Wednesday, January 24, 2007

What about you?

I've been thinking more about my last post and thought I'd solicit a little advice. Let me know what comes to mind...

How did your dad form you?

-or-

How did your dad fail to form you, and you wish he had?

4 comments:

JGanschow said...

Great question.
I greatly admire the relationship you have with your boys.
The relationship with my dad was much the same as a kid. He had me playing out in the woods before I could walk, wrestled with me, played catch, let me "help" him build stuff, etc. But his father was a tough guy, through and through. He was in the Army in Korea, a bounty hunter in Florida, etc. So as I got older, it's been much more of a hand shake relationship. We spend a lot of time together on hunting trips now, but that's about it. There are just some things that I don't know how to talk about with him.

Leslie said...

eyMy parents divorced when I was 4. I saw my dad every other holiday, and an occasional weekend. My sisters and i would have to fly by ourselves to go visit him. Then when he moved closer the car rides were always awkward.

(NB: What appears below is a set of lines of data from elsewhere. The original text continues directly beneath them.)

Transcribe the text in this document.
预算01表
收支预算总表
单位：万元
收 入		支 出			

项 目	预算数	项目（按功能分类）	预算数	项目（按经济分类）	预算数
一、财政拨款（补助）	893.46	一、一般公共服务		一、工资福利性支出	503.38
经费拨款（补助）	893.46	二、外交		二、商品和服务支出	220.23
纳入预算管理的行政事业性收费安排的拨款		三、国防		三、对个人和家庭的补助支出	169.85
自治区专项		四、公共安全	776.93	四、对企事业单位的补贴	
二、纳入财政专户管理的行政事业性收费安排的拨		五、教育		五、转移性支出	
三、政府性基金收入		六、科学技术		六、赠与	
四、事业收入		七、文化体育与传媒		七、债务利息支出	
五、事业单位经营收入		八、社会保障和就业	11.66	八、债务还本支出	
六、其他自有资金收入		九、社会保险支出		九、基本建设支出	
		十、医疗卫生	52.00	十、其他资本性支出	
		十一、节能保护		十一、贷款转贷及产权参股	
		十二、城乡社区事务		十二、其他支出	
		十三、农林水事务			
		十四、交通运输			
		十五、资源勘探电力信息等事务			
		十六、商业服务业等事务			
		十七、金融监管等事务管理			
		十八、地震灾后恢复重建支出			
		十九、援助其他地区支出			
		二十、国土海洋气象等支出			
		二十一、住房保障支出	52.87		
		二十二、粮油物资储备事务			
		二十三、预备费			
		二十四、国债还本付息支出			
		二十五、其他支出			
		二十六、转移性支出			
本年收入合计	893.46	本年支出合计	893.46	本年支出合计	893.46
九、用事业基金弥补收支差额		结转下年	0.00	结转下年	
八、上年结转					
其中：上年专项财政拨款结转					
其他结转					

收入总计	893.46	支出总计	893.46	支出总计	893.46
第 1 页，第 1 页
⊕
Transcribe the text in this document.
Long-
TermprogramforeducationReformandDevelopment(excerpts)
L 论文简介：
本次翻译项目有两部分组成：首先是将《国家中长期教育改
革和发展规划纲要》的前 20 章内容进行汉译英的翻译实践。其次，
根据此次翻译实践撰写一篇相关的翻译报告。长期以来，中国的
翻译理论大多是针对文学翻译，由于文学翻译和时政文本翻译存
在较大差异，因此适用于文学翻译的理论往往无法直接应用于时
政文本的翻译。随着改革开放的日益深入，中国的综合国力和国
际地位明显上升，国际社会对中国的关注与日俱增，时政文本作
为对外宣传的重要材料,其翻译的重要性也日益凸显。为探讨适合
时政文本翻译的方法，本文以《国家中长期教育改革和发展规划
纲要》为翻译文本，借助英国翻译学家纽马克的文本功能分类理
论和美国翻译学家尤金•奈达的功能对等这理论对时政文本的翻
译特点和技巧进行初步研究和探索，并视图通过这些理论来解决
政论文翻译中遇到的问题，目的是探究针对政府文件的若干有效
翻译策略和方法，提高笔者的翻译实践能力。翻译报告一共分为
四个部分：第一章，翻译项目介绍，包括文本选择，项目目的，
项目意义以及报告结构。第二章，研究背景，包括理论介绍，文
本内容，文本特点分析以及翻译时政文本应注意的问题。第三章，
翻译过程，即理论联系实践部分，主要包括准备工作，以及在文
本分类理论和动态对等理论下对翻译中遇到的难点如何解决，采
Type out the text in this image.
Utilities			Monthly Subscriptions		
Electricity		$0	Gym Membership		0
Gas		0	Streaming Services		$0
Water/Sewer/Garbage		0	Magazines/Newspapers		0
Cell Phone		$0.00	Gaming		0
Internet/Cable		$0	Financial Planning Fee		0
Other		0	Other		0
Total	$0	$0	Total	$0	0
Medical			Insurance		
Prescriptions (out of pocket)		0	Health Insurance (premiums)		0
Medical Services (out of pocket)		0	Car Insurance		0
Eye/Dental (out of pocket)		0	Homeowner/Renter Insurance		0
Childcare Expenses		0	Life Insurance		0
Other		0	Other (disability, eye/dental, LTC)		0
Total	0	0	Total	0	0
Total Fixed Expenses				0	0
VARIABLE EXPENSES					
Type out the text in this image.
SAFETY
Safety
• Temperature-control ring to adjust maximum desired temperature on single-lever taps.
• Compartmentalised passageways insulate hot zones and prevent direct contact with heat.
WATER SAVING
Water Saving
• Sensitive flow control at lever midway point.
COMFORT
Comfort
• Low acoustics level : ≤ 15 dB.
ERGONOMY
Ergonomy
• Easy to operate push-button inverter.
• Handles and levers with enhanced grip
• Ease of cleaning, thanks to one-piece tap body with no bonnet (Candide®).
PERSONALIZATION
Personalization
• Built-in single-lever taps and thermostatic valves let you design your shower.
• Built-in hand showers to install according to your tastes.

Quality time was more like obligated time. I never felt like a daughter, just a responsibility. Even today I'm more of a equal then a daughter due to the fact that I'm always trying to keep him financially responsible. Long story short, I know my involvement or lack thereof with my father has lead me down some paths I didn't want to go..but I know how I want my husband to be with my kids...like you are with your boys.

Anonymous said...

i had a great relationship with my dad growing up. i still do! i attribute that to him treating me with respect and trust. he could have been very strict with me, but he chose to trust me. i can remember talking to other policeman's kids and thier dad's were horribly strict. i didn't even have a curfew! i just needed to let him know where i was and with who. i think the fact that he gave me that trust upfront encouraged me to work hard to keep it. to be a good girl, haha!
Showing me that respect is earned not given based on position or class, is one huge lesson he has repeated to me my whole life. that has enabled me to be confident in what i believe and have the guts to talk to who i need to get things done.
also complimenting my integrity and encouraging me when things get iffy or go bad to "maintain your integrity, Beth."
Just in the past few years have i really beagan to realize how incredibly blessed i am to have the parents i have. i believe your boys will say the same thing about you and Jen.

Chris said...

My dad is a good guy. Coach, father, counselor, he has done a lot for me.

However, maybe because my parents divorced, or maybe because I was the last of the children, there was never much emphasis on motivation. I was never pushed, punished, or really even challenged to do much of anything.

My challenge to you: Push #4 as much as you push #1. Never stop challenging, pushing, loving, questioning any of your children. It will pay off in future motivation of your boys!